Mary Williston, from her window, as is the way with a maid, watched the two horsemen for many a mile as they galloped away. She followed them with her eyes while they slowly became faint, moving specks in the level distance and until they were altogether blotted out, and there was no sign of living thing on the plain that stretched between. But Paul Langford, as is the way with a man, forgot that he had seen a beautiful girl and had thrilled to her glance. He looked back not once as he urged his trusty little mare on to see Dick Gordon.

[CHAPTER III—LOUISE]

It was raining when she left Wind City, but the rain had soon been distanced. Perhaps the Judge was right when he said it never rained north or west of Wind City. But the Judge had not wanted her to go. Neither had the Judge’s wife.

Full twenty minutes, only day before yesterday, the Judge had delayed his day’s outing at the mill where the Jim River doubles right around on its tracks, in order to make it perfectly clear to her that it was absolutely outside of the bounds of her duty, that it was altogether an affair on the side, that she could not be expected to go, and that the prosecuting attorney up there had merely asked her out of courtesy, in deference to her position. Of course he would be glad enough to get her, but let him get some one nearer home, or do without. It wasn’t at all necessary for the court reporter to hold herself in readiness to answer the call of anything outside her prescribed circuit duties. To be sure she would earn a trifle, but it was a hard trip, a hard country, and she had much better postpone her initial journey into the unknown until the regular term of court, when he could be with her. He had then thrown his minnow seine over his shoulders, taken his minnow pail in one hand and his reel case and lunch box in the other, and walked out to the road wagon awaiting him at the gate, and so off to his frolic, leaving her to fight it out for herself.

The Judge’s wife had not been so diplomatic, not by any means. She had dwelt long and earnestly, and no doubt to a large extent truly, on the uncivilized condition of their neighbors up the line; the roughness of accommodation, the boldness and license of the cowboys, the daring and insolence of the cattle thieves, the cunning and dishonesty of the Indians, and the uncouthness and viciousness of the half-breeds.

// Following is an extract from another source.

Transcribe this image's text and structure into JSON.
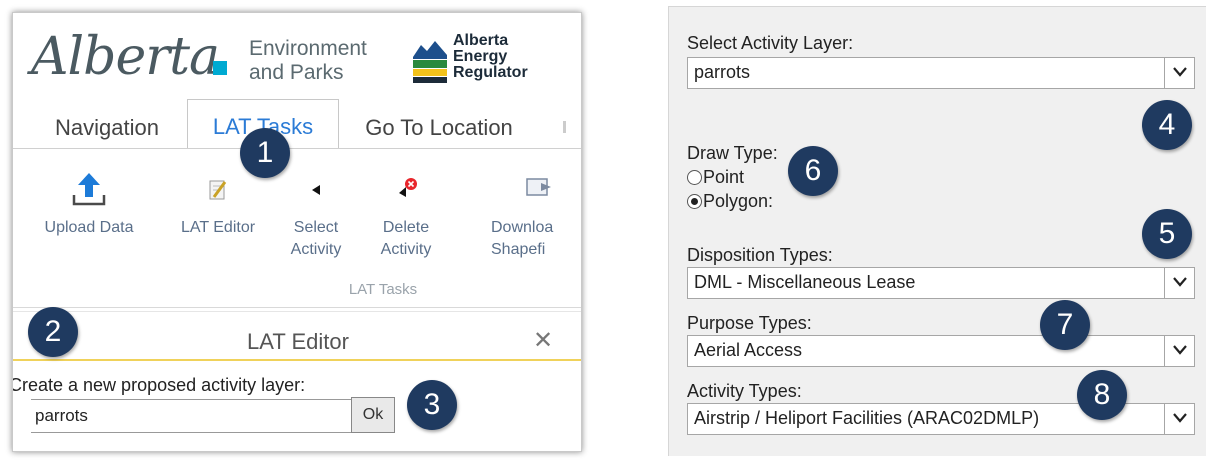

She had ended by declaring eloquently that Louise would die of lonesomeness if, by God’s good providence, she escaped a worse fate at the hands of one or all of the many evils she had enumerated. Yes, it was very evident Aunt Helen had not wanted her to go. But Aunt Helen’s real reason had been that she held it so dizzily unconventional for her niece to go out to that wild and unholy land alone. She did not actually fear for her niece’s personal safety, and Louise more than half suspected the truth.